First, ontology seems to be a dimension of the theoretical pluralism that Chin takes as his starting point. One way in which we evaluate theories, or think of them as being in conflict, is through their fundamental picture of what makes up the world. We can accept this without adding in a further worry about the priority of ontology: rather, ontology is just an aspect or dimension of a developed theoretical claim. If so, then we may be entitled to take Rorty’s theory as having certain ontological features, principally a focus on language and on a variety of cognate Rortyan entities such as texts, redescriptions, and conversations. And if we accept this, then there seems to be space to discuss and evaluate this conception in comparison with other ontological conceptions. I’m not suggesting that Connolly or Mouffe, for instance, offer a more persuasive set of descriptive assumptions; only that ontology can be a legitimate dimension of debate, without requiring a priority claim. Chin may want to invoke the Rortyan ‘cultural politics’ move in response to this suggestion to the effect that we should focus on the ‘utility’ of these descriptions but it’s not clear that it’s a move he quite embraces himself here, as opposed to attributing it to Rorty.
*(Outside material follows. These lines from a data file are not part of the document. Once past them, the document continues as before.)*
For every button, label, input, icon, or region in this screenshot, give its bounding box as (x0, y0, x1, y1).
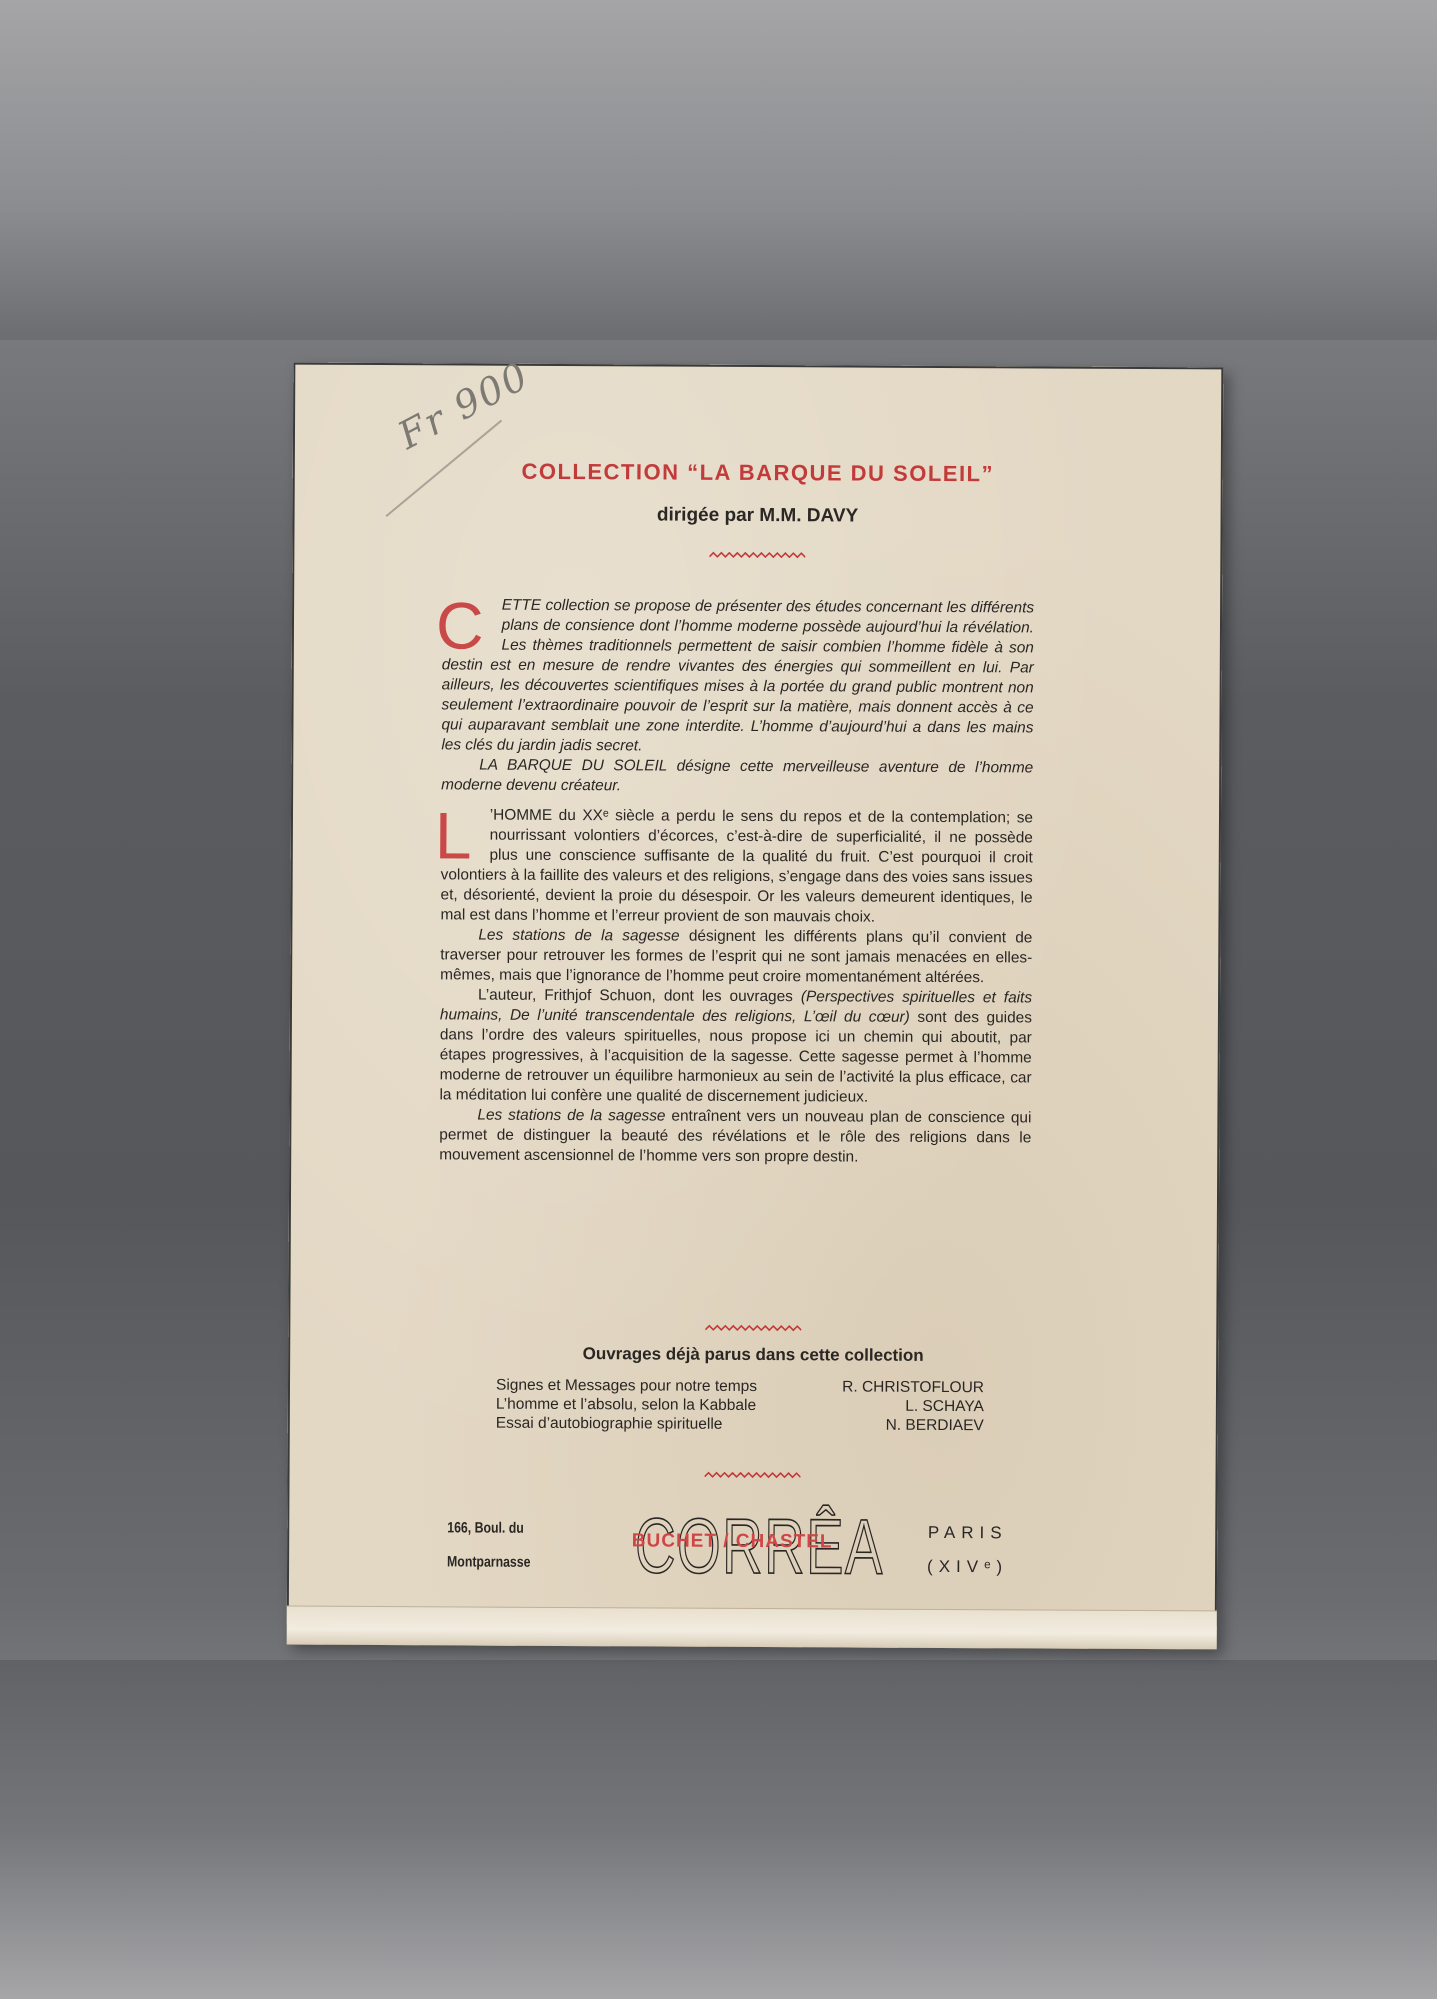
intro-text: ETTE collection se propose de présenter … (441, 597, 1034, 755)
wave-ornament-icon (705, 1470, 801, 1481)
book-title-inline: Les stations de la sagesse (477, 1107, 665, 1125)
publisher-address: 166, Boul. du Montparnasse (447, 1511, 531, 1579)
description-p1: ’HOMME du XXᵉ siècle a perdu le sens du … (440, 807, 1033, 926)
published-works-list: Signes et Messages pour notre tempsR. CH… (496, 1376, 984, 1436)
city-district: (XIVᵉ) (927, 1550, 1008, 1584)
wave-ornament-icon (705, 1323, 801, 1334)
work-author: L. SCHAYA (905, 1397, 984, 1416)
logo-buchet-chastel: BUCHET / CHASTEL (597, 1530, 867, 1553)
scanner-background-bottom (0, 1660, 1437, 1999)
description-p3-start: L’auteur, Frithjof Schuon, dont les ouvr… (478, 987, 801, 1006)
description-p2: Les stations de la sagesse désignent les… (440, 925, 1032, 988)
work-author: N. BERDIAEV (886, 1416, 984, 1436)
book-back-cover: Fr 900 COLLECTION “LA BARQUE DU SOLEIL” … (287, 363, 1224, 1650)
worn-bottom-edge (287, 1606, 1217, 1650)
work-title: Signes et Messages pour notre temps (496, 1376, 757, 1396)
list-item: Essai d’autobiographie spirituelleN. BER… (496, 1414, 984, 1436)
publisher-city: PARIS (XIVᵉ) (927, 1516, 1008, 1584)
collection-title: COLLECTION “LA BARQUE DU SOLEIL” (293, 458, 1223, 489)
scanner-background-top (0, 0, 1437, 340)
book-title-inline: Les stations de la sagesse (478, 927, 679, 945)
intro-paragraph: C ETTE collection se propose de présente… (441, 595, 1034, 798)
publisher-logo: CORRÊA BUCHET / CHASTEL (597, 1502, 867, 1593)
list-item: L’homme et l’absolu, selon la KabbaleL. … (496, 1395, 984, 1417)
collection-name-inline: LA BARQUE DU SOLEIL (479, 757, 667, 775)
work-title: Essai d’autobiographie spirituelle (496, 1414, 723, 1434)
intro-second-paragraph: LA BARQUE DU SOLEIL désigne cette mervei… (441, 755, 1033, 798)
city-name: PARIS (927, 1516, 1008, 1550)
published-works-title: Ouvrages déjà parus dans cette collectio… (288, 1343, 1218, 1368)
collection-director: dirigée par M.M. DAVY (293, 503, 1223, 530)
dropcap-c: C (436, 597, 484, 653)
handwritten-price: Fr 900 (391, 353, 536, 458)
address-line-2: Montparnasse (447, 1545, 531, 1579)
description-p4: Les stations de la sagesse entraînent ve… (439, 1105, 1031, 1168)
work-author: R. CHRISTOFLOUR (842, 1377, 984, 1397)
description-p3: L’auteur, Frithjof Schuon, dont les ouvr… (439, 985, 1032, 1108)
list-item: Signes et Messages pour notre tempsR. CH… (496, 1376, 984, 1398)
work-title: L’homme et l’absolu, selon la Kabbale (496, 1395, 756, 1415)
description-paragraphs: L ’HOMME du XXᵉ siècle a perdu le sens d… (439, 805, 1033, 1168)
address-line-1: 166, Boul. du (447, 1511, 531, 1545)
dropcap-l: L (435, 807, 472, 863)
wave-ornament-icon (709, 550, 805, 561)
Second, it is not clear how eirenic Rorty’s approach is at the metatheoretical level, in this kind of account. Cultural politics asks us to see our deepest commitments as contingent cultural products, the subject of ‘reciprocal comparison and contrast’ (p. 232) with other equally contingent products. This is a radically revisionary view—definitely not an instance of philosophy leaving everything as it is. And notoriously, as Rorty recognised, it is a view that seems to require much less by way of self-transformation for, well, people like him than it does for those of us for whom validity or divinity provides an indispensable underpinning for our values. How does this then ‘structure interframework dialogue […] in a way that avoids presuming the standards of any particular perspective, while remaining reflective and critical’ (p. 59)?

It is testimony to the quality of this book that it provokes this kind of question, of course. Chin has provided an indispensable contribution to thinking about Rorty, pragmatism and new paths for political theory.